米国のジョンズホプキンス大学国際大学院のカーティス・メルビン研究員が、衛星写真をもとに行った分析によると、2015年には396ヶ所だった市場が、今回の分析では436ヶ所に増加したという。これは、韓国の国家情報院が先月に発表した439ヶ所という数字とほぼ一致する。

同研究員は、1日に市場を訪れる人の数を100万人から180万人に達すると推測している。

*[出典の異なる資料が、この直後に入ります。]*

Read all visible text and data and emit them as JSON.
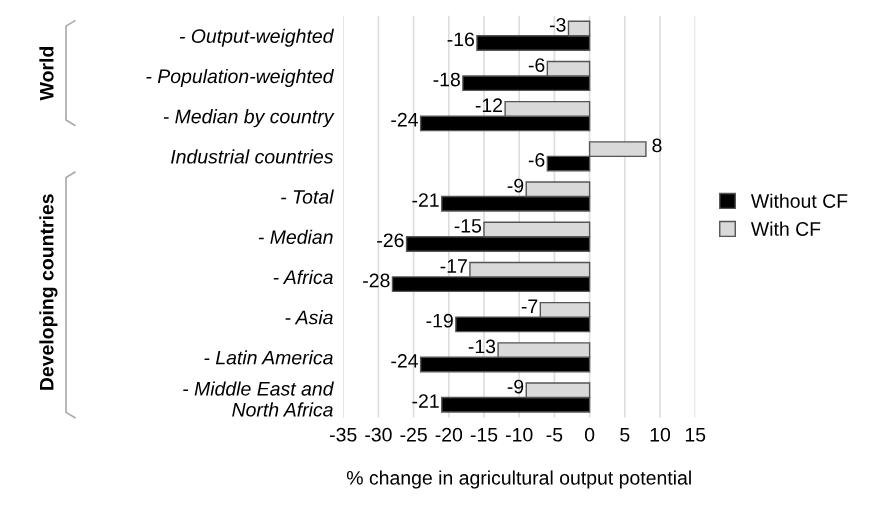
{
  "chart_data": {
    "type": "bar",
    "orientation": "horizontal",
    "xlabel": "% change in agricultural output potential",
    "categories": [
      "- Output-weighted",
      "- Population-weighted",
      "- Median by country",
      "Industrial countries",
      "- Total",
      "- Median",
      "- Africa",
      "- Asia",
      "- Latin America",
      "- Middle East and\nNorth Africa"
    ],
    "series": [
      {
        "name": "Without CF",
        "color": "#000000",
        "values": [
          -16,
          -18,
          -24,
          -6,
          -21,
          -26,
          -28,
          -19,
          -24,
          -21
        ]
      },
      {
        "name": "With CF",
        "color": "#d9d9d9",
        "values": [
          -3,
          -6,
          -12,
          8,
          -9,
          -15,
          -17,
          -7,
          -13,
          -9
        ]
      }
    ],
    "xlim": [
      -35,
      15
    ],
    "xticks": [
      -35,
      -30,
      -25,
      -20,
      -15,
      -10,
      -5,
      0,
      5,
      10,
      15
    ],
    "grid": "x",
    "legend": "right",
    "data_labels": true,
    "annotations": [
      "World",
      "Developing countries"
    ]
  }
}
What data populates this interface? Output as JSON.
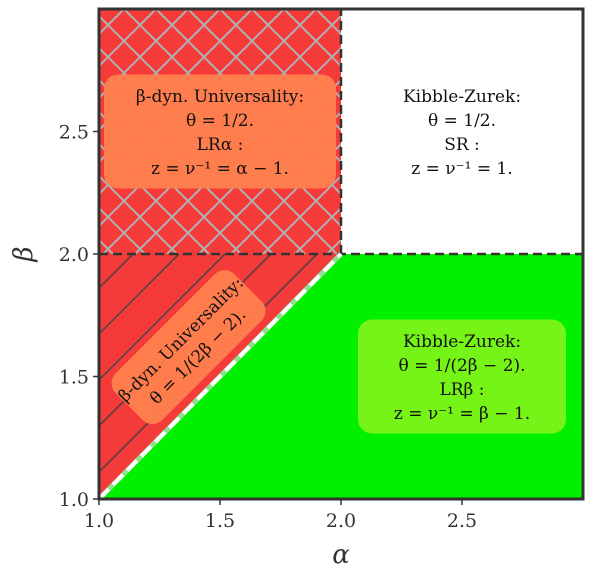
{
  "chart_data": {
    "type": "area",
    "title": "",
    "xlabel": "α",
    "ylabel": "β",
    "xlim": [
      1.0,
      3.0
    ],
    "ylim": [
      1.0,
      3.0
    ],
    "xticks": [
      "1.0",
      "1.5",
      "2.0",
      "2.5"
    ],
    "yticks": [
      "1.0",
      "1.5",
      "2.0",
      "2.5"
    ],
    "grid": false,
    "colors": {
      "red": "#f53a3a",
      "green": "#00f000",
      "orange_box": "#ff7f4e",
      "lime_box": "#7cf218",
      "hatch_cross": "#b0b0b0",
      "hatch_diag": "#444444",
      "dashed_line": "#333333",
      "diagonal_dash": "#ffffff"
    },
    "regions": [
      {
        "name": "LR_alpha",
        "color": "red",
        "hatch": "crosshatch",
        "polygon": [
          [
            1.0,
            2.0
          ],
          [
            2.0,
            2.0
          ],
          [
            2.0,
            3.0
          ],
          [
            1.0,
            3.0
          ]
        ]
      },
      {
        "name": "beta_dyn_lower",
        "color": "red",
        "hatch": "diagonal",
        "polygon": [
          [
            1.0,
            1.0
          ],
          [
            2.0,
            2.0
          ],
          [
            1.0,
            2.0
          ]
        ]
      },
      {
        "name": "LR_beta",
        "color": "green",
        "hatch": "none",
        "polygon": [
          [
            1.0,
            1.0
          ],
          [
            3.0,
            1.0
          ],
          [
            3.0,
            2.0
          ],
          [
            2.0,
            2.0
          ]
        ]
      },
      {
        "name": "SR",
        "color": "white",
        "hatch": "none",
        "polygon": [
          [
            2.0,
            2.0
          ],
          [
            3.0,
            2.0
          ],
          [
            3.0,
            3.0
          ],
          [
            2.0,
            3.0
          ]
        ]
      }
    ],
    "boundaries": [
      {
        "style": "dashed",
        "color": "dashed_line",
        "points": [
          [
            1.0,
            2.0
          ],
          [
            3.0,
            2.0
          ]
        ]
      },
      {
        "style": "dashed",
        "color": "dashed_line",
        "points": [
          [
            2.0,
            2.0
          ],
          [
            2.0,
            3.0
          ]
        ]
      },
      {
        "style": "dashed",
        "color": "diagonal_dash",
        "points": [
          [
            1.0,
            1.0
          ],
          [
            2.0,
            2.0
          ]
        ]
      }
    ],
    "annotations": [
      {
        "box": "orange_box",
        "x": 1.5,
        "y": 2.5,
        "lines": [
          "β-dyn. Universality:",
          "θ = 1/2.",
          "LRα :",
          "z = ν⁻¹ = α − 1."
        ]
      },
      {
        "box": "none",
        "x": 2.5,
        "y": 2.5,
        "lines": [
          "Kibble-Zurek:",
          "θ = 1/2.",
          "SR :",
          "z = ν⁻¹ = 1."
        ]
      },
      {
        "box": "orange_box",
        "x": 1.37,
        "y": 1.62,
        "rotate": -45,
        "lines": [
          "β-dyn. Universality:",
          "θ = 1/(2β − 2)."
        ]
      },
      {
        "box": "lime_box",
        "x": 2.5,
        "y": 1.5,
        "lines": [
          "Kibble-Zurek:",
          "θ = 1/(2β − 2).",
          "LRβ :",
          "z = ν⁻¹ = β − 1."
        ]
      }
    ]
  }
}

さらに、各地の市場では施設の拡張、新設工事が進められているという。

例えば、全国有数の市場、咸鏡北道(ハムギョンブクト)清津(チョンジン)市の水南(スナム)市場は、昨年5月から新たに屋根をふき、施設を補修している。また、平壌郊外の江東(カンドン)郡の市場は、移転をきっかけに規模が大きくなっているという。

メルビン研究員は、市場は北朝鮮の社会主義理念と対立する潜在的危険要素であるため、指導者が訪問したことは一度もないが、金正恩政権になってから市場の拡張、補修が続いていると指摘した。

実際、金正恩体制は市場が拡大されることについては、比較的寛容な姿勢だ。これについて、デイリーNKのパク・イノ北朝鮮研究室長は、金正恩党委員長は市場の発展に伴う暮らし向きの向上が、あたかも自分の業績であるかのごとく宣伝しており、それに利用できることから市場に対して抑制策を取らず、積極的に活用していると指摘する。

また、韓国の統一研究院のチャ・ムンソク教授は、北朝鮮当局は市場使用料として一日当たり、14億4855万北朝鮮ウォン(約1883万円)から18億4771万北朝鮮ウォン(約2402万円)の収入を得ていると推算しながら、当局が体制を維持するための重要な財源になっていると述べた。